Onlardan önceki kimselerin; Nuh, Ad, Semud kavmi, İbrahim kavmi, Medyen halkı ve yerlebir olanların haberi kendilerine gelmedi mi! Onlara Rasulleri beyyinelerle varmıştı, ancak Allah onlara zulmeden olmadı velakin onlar, nefislerine zulmedenler oldular. (*70)

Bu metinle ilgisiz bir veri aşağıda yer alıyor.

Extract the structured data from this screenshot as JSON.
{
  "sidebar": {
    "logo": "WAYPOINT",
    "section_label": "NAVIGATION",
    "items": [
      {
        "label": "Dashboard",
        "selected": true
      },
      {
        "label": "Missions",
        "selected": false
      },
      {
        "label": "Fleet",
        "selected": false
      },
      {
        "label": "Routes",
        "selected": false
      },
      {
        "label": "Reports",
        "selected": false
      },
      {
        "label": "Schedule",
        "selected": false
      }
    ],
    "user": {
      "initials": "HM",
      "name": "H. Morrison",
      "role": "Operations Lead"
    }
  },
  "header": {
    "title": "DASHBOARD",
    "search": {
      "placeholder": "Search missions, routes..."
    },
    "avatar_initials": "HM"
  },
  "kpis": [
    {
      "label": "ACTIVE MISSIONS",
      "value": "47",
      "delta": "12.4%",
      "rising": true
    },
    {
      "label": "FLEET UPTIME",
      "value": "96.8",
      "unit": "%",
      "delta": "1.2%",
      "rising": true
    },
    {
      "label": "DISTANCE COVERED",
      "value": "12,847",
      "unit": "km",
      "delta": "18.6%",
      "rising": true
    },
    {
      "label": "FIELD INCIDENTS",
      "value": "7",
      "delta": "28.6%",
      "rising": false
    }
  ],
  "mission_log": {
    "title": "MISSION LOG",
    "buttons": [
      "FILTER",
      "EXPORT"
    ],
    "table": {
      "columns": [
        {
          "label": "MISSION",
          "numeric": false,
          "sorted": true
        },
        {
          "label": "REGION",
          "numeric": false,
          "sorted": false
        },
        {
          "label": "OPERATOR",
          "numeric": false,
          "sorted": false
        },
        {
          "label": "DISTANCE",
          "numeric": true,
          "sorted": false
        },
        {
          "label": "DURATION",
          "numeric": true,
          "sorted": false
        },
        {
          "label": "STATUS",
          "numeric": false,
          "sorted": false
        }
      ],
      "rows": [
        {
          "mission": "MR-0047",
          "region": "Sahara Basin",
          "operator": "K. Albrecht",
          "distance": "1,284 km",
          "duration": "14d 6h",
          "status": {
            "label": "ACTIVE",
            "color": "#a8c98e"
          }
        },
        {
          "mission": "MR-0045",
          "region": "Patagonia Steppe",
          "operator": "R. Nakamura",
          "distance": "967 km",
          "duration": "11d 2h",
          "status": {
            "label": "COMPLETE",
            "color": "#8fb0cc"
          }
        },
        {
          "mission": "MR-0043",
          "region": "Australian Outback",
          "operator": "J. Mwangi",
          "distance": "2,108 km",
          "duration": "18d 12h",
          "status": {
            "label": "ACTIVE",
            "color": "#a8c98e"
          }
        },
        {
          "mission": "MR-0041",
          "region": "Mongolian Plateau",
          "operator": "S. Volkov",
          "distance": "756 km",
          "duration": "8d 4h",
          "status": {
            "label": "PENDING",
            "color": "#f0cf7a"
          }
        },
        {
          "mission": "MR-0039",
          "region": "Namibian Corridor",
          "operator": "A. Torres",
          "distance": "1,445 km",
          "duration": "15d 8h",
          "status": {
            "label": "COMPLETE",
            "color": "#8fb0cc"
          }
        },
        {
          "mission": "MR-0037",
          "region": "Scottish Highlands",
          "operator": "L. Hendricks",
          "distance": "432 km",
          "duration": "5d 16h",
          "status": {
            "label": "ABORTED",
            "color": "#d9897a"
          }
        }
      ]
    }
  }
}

أَلَمْ يَأْتِهِمْ نَبَأُ الَّذِينَ مِن قَبْلِهِمْ قَوْمِ نُوحٍ وَعَادٍ وَثَمُودَ وَقَوْمِ إِبْرَاهِيمَ وَأَصْحَابِ مَدْيَنَ وَالْمُؤْتَفِكَاتِ ۚ أَتَتْهُمْ رُسُلُهُم بِالْبَيِّنَاتِ ۖ فَمَا كَانَ اللَّهُ لِيَظْلِمَهُمْ وَلَـٰكِن كَانُوا أَنفُسَهُمْ يَظْلِمُونَ ﴿٧٠﴾
Mü’min erkekler ve Mü’min kadınlar, birbirlerinin velisidirler, iyiliği emrederler, kötülükten menederler, (*71) namazı kılarlar, zekâtı verirler, Allah'a ve Rasulü’ne itaat ederler. İşte Allah, onlara rahmet edecektir, şüphesiz, Allah Aziz’dir, Hâkim’dir. (**71)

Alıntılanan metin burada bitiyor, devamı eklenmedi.